I am getting this error when I am using ip_lookup enrichment,Using latest ip_lookup schema iglu:com.snowplowanalytics.snowplow/ip_lookups/jsonschema/2-0-0


#3

Did you find a solution for this?


#4

On further investigation, I found that our network was having trouble downloading the file from url - http://snowplow-hosted-assets.s3.amazonaws.com/third-party/maxmind/GeoLite2-City.mmdb

Possibly due to cloudfront blocking some traffic on certain URLs. I tried a bunch of different networks in Sydney, Australia, but I get very very slow speeds all across (<10kbps .) before the download dies.

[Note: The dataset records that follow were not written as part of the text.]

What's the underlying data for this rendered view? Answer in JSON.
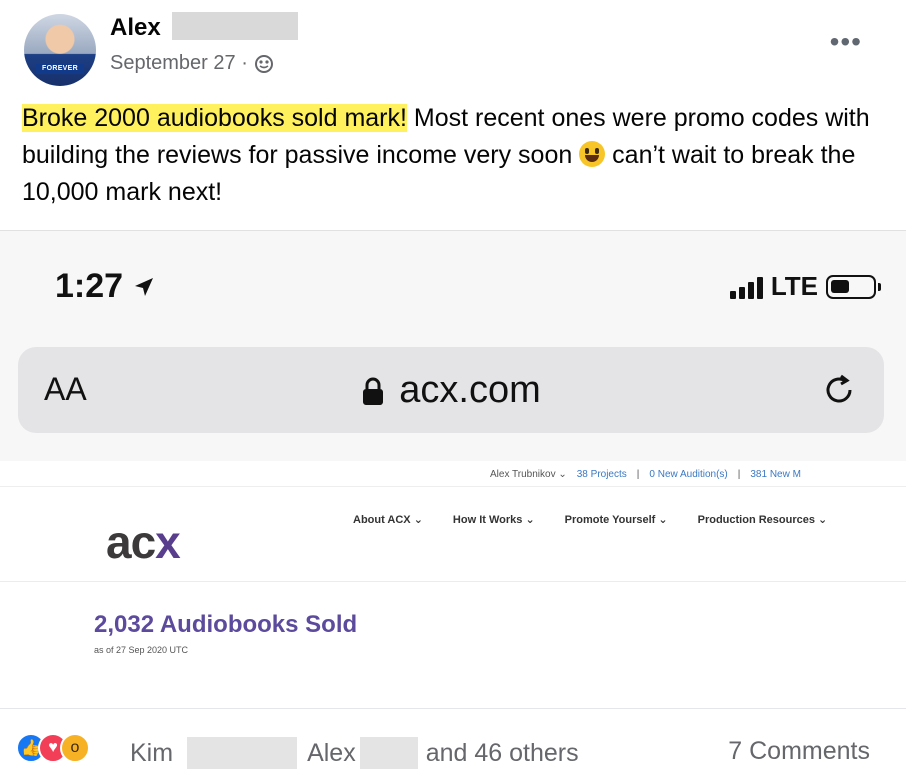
{
  "post": {
    "author": "Alex",
    "date": "September 27 ·",
    "avatar_banner": "FOREVER",
    "text_highlight": "Broke 2000 audiobooks sold mark!",
    "text_rest_1": " Most recent ones were promo codes with building the reviews for passive income very soon ",
    "text_rest_2": " can’t wait to break the 10,000 mark next!"
  },
  "phone": {
    "time": "1:27",
    "network": "LTE",
    "url_aa": "AA",
    "url": "acx.com"
  },
  "site": {
    "topbar_user": "Alex Trubnikov ⌄",
    "topbar_projects": "38 Projects",
    "topbar_auditions": "0 New Audition(s)",
    "topbar_messages": "381 New M",
    "logo_ac": "ac",
    "logo_x": "x",
    "nav": [
      "About ACX ⌄",
      "How It Works ⌄",
      "Promote Yourself ⌄",
      "Production Resources ⌄"
    ],
    "sold_title": "2,032 Audiobooks Sold",
    "sold_date": "as of 27 Sep 2020 UTC"
  },
  "reactions": {
    "name1": "Kim",
    "name2": "Alex",
    "others": "and 46 others",
    "comments": "7 Comments"
  },
  "icons": [
    "globe-icon",
    "more-icon",
    "location-arrow-icon",
    "signal-icon",
    "battery-icon",
    "lock-icon",
    "reload-icon",
    "like-reaction-icon",
    "love-reaction-icon",
    "wow-reaction-icon",
    "grinning-emoji-icon"
  ]
}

I am trying to find a location where I am able to download this 54Mb file speedily, and report back if the issue is resolved.


#5

It might also help if there are mirrors we could use of the hosted assets.


#6

I downloaded the file from maxmind website and hosted the file on my public s3 bucket, this seems to resolve the issue.

It was by chance that I figured out the cause of this issue. It could also have processed events enriching them as bad, and not reporting issues in production event pipeline, resulting in massive reruns to recover events.

It is weird that there are no errors thrown by the enricher if it’s not able to download the asset. I think we should capture errors and display them upfront.
The right behaviour would be to fail and refuse to start the enricher.


#8

@arihantsurana / @vinayakfutak, the issue is likely to be related to cross-region download. The URI http://snowplow-hosted-assets.s3.amazonaws.com/third-party/maxmind always resolves to the eu-west-1 bucket, which would explain why you have problems downloading it (we’ve come across this issue when a pipeline was set up in ap-southeast-2).

We’ll be addressing this shortcoming in a future release by either specializing the enrichment file locations to the proper region or build a clever proxy which will resolve to the proper region.